I have a PS3 that hasn't been received the update to remove the "Other OS" option(and I'm damn glad I waited...). Does this also provide access to the PS3 Hypervisor? I remember reading, a long time ago, that that was one portion of the PS3 that was restricted from running Linux. On the same token, I wonder if that could mean better performance... I found that running Yellow Dog Linux on it was awfully slow.
> On the same token, I wonder if that could mean better performance... I found that running Yellow Dog Linux on it was awfully slow.
The hypervisor is minimal in terms of overhead. The biggest impact comes from the fact that the PPC core in the PS3 doesn't do out-of-order execution. You'd be downright amazed how huge a difference this makes.
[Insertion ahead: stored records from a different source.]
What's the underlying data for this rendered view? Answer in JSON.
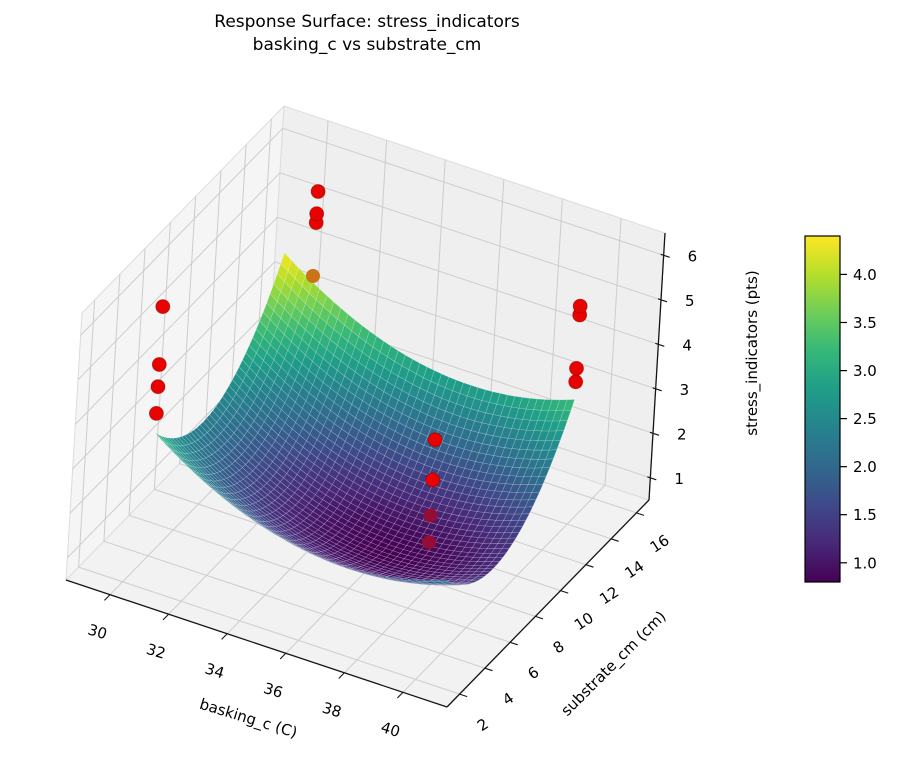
{
  "title": {
    "line1": "Response Surface: stress_indicators",
    "line2": "basking_c vs substrate_cm"
  },
  "chart_data": {
    "type": "surface3d",
    "xlabel": "basking_c (C)",
    "ylabel": "substrate_cm (cm)",
    "zlabel": "stress_indicators (pts)",
    "x_ticks": [
      30,
      32,
      34,
      36,
      38,
      40
    ],
    "y_ticks": [
      2,
      4,
      6,
      8,
      10,
      12,
      14,
      16
    ],
    "z_ticks": [
      1,
      2,
      3,
      4,
      5,
      6
    ],
    "x_range": [
      28.5,
      41.5
    ],
    "y_range": [
      1,
      17
    ],
    "z_range": [
      0.5,
      6.5
    ],
    "grid": true,
    "surface": {
      "model": "z = z0 + ax*(x-xc)^2 + ay*(y-yc)^2",
      "z0": 0.8,
      "xc": 36.5,
      "yc": 8.0,
      "ax": 0.0367,
      "ay": 0.057,
      "x_domain": [
        30,
        40
      ],
      "y_domain": [
        4,
        14
      ],
      "grid_segments": 40,
      "z_min": 0.8,
      "z_max": 4.4
    },
    "scatter": {
      "color": "#e80200",
      "marker": "circle",
      "points": [
        {
          "x": 31,
          "y": 14,
          "z": 6.0
        },
        {
          "x": 31,
          "y": 14,
          "z": 5.5
        },
        {
          "x": 31,
          "y": 14,
          "z": 5.3
        },
        {
          "x": 31,
          "y": 14,
          "z": 4.1,
          "dim": true
        },
        {
          "x": 30,
          "y": 4,
          "z": 6.1
        },
        {
          "x": 30,
          "y": 4,
          "z": 4.8
        },
        {
          "x": 30,
          "y": 4,
          "z": 4.3
        },
        {
          "x": 30,
          "y": 4,
          "z": 3.7
        },
        {
          "x": 40,
          "y": 14,
          "z": 5.4
        },
        {
          "x": 40,
          "y": 14,
          "z": 5.2
        },
        {
          "x": 40,
          "y": 14,
          "z": 4.0
        },
        {
          "x": 40,
          "y": 14,
          "z": 3.7
        },
        {
          "x": 37,
          "y": 10,
          "z": 2.9
        },
        {
          "x": 37,
          "y": 10,
          "z": 2.0
        },
        {
          "x": 37,
          "y": 10,
          "z": 1.2,
          "dim": true
        },
        {
          "x": 37,
          "y": 10,
          "z": 0.6,
          "dim": true
        }
      ]
    },
    "colormap": {
      "name": "viridis",
      "stops": [
        "#440154",
        "#482878",
        "#3e4989",
        "#31688e",
        "#26828e",
        "#1f9e89",
        "#35b779",
        "#6ece58",
        "#b5de2b",
        "#fde725"
      ]
    },
    "colorbar": {
      "tick_labels": [
        "1.0",
        "1.5",
        "2.0",
        "2.5",
        "3.0",
        "3.5",
        "4.0"
      ],
      "tick_values": [
        1.0,
        1.5,
        2.0,
        2.5,
        3.0,
        3.5,
        4.0
      ]
    }
  }
}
No kidding? I remember someone from GDC in 2005(the one, I believe from Maxis, who created a storm on Gamasutra after bashing the Wii two years later) that putting out-of-order execution on gaming consoles was going to cripple their capabilities... but the PS3 certainly doesn't seem to suffer from it as far as games are concerned. I don't know enough about the topic at this point so I'd have to read some more.
The strength of the PS3 doesn't lie with the PS3 core, but rather with the ring of SPEs that the Cell processor has. These allow insanely efficient data processing, where the PPC chip really doesn't do a whole lot except for managing logic and state.
However, nothing under OtherOS used the SPEs really, and it had no access to the GPU, so the speed came down to the in-order PPC core.
The CPUs in all of the current systems (Wii, PS3, and the Xbox 360) use in-order execution cores.
My understanding is that for the prevalent workloads presented by most games, out-of-order execution's benefits don't outweigh its costs in chip complexity/size/power consumption/heat/etc.
I would take the mans word and hire him. I'd even through Apple into his list, he did after all release jailbreaks for the iPhone too.